Category 0: Questions that do not make logical or grammatical sense, or are based on a basic misunderstanding or misconception, or do not fit in any other category. (This is a "catch all" category that instructors can readily subdivide for teaching purposes--for example, when grading written questions. In this case we chose not to subdivide the category in order to focus on the characteristics of desirable questions.)

Category 1a: Questions about a simple definition, concept, or fact that could be looked up in the textbook (i.e., "what is meant by the polarity of the membrane?").

Category 1b: Questions about a more complex definition, concept, or fact explained fully in the textbook (i.e., "what does it mean when it is says air moves through a bird's lungs?").

Category 2: Ethical, moral, philosophical, or sociopolitical questions (i.e., "carbon monoxide is a very deadly gas binding to hemoglobin much faster than oxygen.

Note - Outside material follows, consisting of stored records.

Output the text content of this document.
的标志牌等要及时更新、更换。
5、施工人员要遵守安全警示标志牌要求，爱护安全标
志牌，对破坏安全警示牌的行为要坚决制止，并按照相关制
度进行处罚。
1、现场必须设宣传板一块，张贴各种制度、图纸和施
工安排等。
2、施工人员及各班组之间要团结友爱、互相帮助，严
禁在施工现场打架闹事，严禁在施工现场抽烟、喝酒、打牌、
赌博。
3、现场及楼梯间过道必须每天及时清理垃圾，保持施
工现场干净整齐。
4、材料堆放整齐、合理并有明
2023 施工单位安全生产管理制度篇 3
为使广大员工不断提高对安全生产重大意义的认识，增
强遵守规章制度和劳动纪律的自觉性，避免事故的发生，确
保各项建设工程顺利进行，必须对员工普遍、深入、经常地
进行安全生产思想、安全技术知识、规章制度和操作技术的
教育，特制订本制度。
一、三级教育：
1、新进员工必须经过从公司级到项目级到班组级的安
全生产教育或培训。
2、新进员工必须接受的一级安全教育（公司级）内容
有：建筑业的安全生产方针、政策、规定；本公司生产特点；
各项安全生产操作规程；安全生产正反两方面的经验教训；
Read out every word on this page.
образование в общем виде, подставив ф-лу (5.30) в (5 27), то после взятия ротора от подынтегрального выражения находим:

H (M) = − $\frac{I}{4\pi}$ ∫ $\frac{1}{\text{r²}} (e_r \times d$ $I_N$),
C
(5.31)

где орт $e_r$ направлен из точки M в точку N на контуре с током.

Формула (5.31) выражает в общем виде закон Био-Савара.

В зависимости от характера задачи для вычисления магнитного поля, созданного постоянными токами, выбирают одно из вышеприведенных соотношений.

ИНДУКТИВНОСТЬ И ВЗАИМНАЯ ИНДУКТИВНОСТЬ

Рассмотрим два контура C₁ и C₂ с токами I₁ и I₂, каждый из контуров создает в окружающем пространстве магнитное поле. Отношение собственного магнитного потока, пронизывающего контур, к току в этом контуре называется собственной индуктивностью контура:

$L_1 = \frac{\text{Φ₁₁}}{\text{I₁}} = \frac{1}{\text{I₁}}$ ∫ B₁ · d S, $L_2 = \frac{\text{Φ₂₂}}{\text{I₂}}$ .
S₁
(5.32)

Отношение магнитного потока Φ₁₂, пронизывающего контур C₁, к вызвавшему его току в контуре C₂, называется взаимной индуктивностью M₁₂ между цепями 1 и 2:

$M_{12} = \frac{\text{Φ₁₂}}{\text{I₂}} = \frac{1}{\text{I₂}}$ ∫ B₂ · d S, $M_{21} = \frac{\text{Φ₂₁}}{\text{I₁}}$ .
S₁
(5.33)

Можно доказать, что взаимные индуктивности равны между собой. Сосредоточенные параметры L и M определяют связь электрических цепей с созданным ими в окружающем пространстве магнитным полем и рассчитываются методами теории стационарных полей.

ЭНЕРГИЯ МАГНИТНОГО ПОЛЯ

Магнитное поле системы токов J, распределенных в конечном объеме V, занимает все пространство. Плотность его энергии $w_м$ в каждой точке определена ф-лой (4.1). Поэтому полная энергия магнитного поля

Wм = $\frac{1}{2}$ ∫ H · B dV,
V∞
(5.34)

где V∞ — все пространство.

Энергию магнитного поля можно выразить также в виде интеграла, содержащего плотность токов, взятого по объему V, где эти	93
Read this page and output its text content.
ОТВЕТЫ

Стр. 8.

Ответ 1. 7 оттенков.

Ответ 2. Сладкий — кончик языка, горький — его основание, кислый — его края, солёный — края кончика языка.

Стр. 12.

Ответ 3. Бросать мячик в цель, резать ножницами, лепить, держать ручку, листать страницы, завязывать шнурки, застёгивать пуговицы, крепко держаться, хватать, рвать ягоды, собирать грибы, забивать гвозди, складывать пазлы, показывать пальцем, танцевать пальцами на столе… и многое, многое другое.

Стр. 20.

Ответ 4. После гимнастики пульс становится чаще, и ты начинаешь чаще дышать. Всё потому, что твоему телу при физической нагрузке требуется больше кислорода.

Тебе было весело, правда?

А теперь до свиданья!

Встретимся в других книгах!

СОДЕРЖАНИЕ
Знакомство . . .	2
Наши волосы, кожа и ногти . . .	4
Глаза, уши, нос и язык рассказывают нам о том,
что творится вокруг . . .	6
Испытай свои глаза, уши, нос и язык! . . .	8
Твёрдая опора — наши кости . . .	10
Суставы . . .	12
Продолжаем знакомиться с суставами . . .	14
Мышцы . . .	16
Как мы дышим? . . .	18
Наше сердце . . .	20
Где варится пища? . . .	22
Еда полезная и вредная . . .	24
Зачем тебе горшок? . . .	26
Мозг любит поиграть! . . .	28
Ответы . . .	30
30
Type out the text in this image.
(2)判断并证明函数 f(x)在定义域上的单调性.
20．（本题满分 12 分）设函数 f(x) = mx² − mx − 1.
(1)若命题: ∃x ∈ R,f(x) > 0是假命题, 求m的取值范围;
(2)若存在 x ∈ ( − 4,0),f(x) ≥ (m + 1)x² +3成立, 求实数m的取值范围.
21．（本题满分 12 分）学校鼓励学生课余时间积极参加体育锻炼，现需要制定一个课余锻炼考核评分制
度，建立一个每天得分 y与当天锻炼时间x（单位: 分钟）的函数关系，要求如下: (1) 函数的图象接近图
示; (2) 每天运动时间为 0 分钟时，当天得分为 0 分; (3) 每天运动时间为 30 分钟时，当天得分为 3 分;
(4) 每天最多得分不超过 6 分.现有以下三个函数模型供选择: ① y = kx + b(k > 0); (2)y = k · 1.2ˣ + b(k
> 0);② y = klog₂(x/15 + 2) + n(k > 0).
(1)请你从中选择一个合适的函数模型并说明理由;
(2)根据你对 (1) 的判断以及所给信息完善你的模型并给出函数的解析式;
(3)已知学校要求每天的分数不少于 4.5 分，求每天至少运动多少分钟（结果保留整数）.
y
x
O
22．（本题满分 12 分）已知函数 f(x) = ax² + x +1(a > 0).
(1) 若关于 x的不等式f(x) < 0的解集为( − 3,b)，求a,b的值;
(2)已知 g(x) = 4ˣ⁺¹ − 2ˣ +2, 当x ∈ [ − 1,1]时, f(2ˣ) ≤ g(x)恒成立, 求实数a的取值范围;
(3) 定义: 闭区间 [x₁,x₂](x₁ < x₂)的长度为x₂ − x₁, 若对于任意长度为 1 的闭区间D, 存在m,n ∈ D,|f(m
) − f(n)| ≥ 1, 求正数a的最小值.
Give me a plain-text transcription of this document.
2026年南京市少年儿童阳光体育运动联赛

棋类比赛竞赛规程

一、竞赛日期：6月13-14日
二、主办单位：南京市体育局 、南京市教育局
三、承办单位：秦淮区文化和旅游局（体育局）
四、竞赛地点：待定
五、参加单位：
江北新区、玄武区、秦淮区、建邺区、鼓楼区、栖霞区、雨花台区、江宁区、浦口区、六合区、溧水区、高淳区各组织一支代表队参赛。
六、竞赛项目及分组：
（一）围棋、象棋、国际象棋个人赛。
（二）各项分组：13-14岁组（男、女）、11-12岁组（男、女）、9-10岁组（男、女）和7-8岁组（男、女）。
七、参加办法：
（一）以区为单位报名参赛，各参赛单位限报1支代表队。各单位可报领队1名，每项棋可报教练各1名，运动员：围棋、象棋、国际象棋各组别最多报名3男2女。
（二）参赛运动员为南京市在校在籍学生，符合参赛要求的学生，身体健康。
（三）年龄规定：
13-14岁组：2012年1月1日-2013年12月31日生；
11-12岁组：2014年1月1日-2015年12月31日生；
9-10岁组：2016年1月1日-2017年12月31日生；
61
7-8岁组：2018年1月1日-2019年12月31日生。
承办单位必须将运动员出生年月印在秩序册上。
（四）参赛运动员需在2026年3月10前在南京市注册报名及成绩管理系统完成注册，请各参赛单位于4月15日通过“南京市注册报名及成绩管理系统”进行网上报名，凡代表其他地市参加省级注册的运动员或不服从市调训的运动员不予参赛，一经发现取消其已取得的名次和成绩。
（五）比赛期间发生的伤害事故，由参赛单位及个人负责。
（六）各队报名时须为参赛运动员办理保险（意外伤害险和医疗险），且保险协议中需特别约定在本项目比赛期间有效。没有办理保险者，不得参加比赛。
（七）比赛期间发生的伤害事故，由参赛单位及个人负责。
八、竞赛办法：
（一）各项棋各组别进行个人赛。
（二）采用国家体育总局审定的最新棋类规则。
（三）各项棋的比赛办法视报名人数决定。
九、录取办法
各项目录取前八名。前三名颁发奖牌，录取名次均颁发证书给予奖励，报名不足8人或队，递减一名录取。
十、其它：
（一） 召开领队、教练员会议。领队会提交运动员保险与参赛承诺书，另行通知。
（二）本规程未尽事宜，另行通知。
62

If it is so deadly, why are there no carbon monoxide detectors throughout the dorm halls?").

Category 3: Questions for which the answer is a functional or evolutionary explanation. (In this case students begin by asking a question that relates to function and could, in principle, be answered in functional terms--"Why do people have an appendix?"--however, the deeper answer is more often related to evolution than to function (the human appendix is a vestigial organ)).

Category 4: Questions in which the student seeks more information than is available in the textbook (i.e., "what causes the 'rumbling' in your stomach when you are hungry?").

Category 5: Questions resulting from extended thought and synthesis of prior knowledge and information, often preceded by a summary, a paradox, or something puzzling. (i.e., "In chapter 35 it says that caffeine, if taken excessively, can disrupt motor coordination and mental coherence which can cause depression. I known that Coca-Cola has some amount of caffeine in it. Does this mean that excessive consumption of it could lead to depression . . . ?")

Category 6: Questions that contain within them the kernel of a research hypothesis (i.e., "I have heard that some people snore so badly that they stop breathing during their sleep. What correlation is there, if any, between 'heavy snorers' and a higher instance of apnea during REM sleep. Can the attention their nervous system is devoting to a dream, interfere the regulation of respiration?").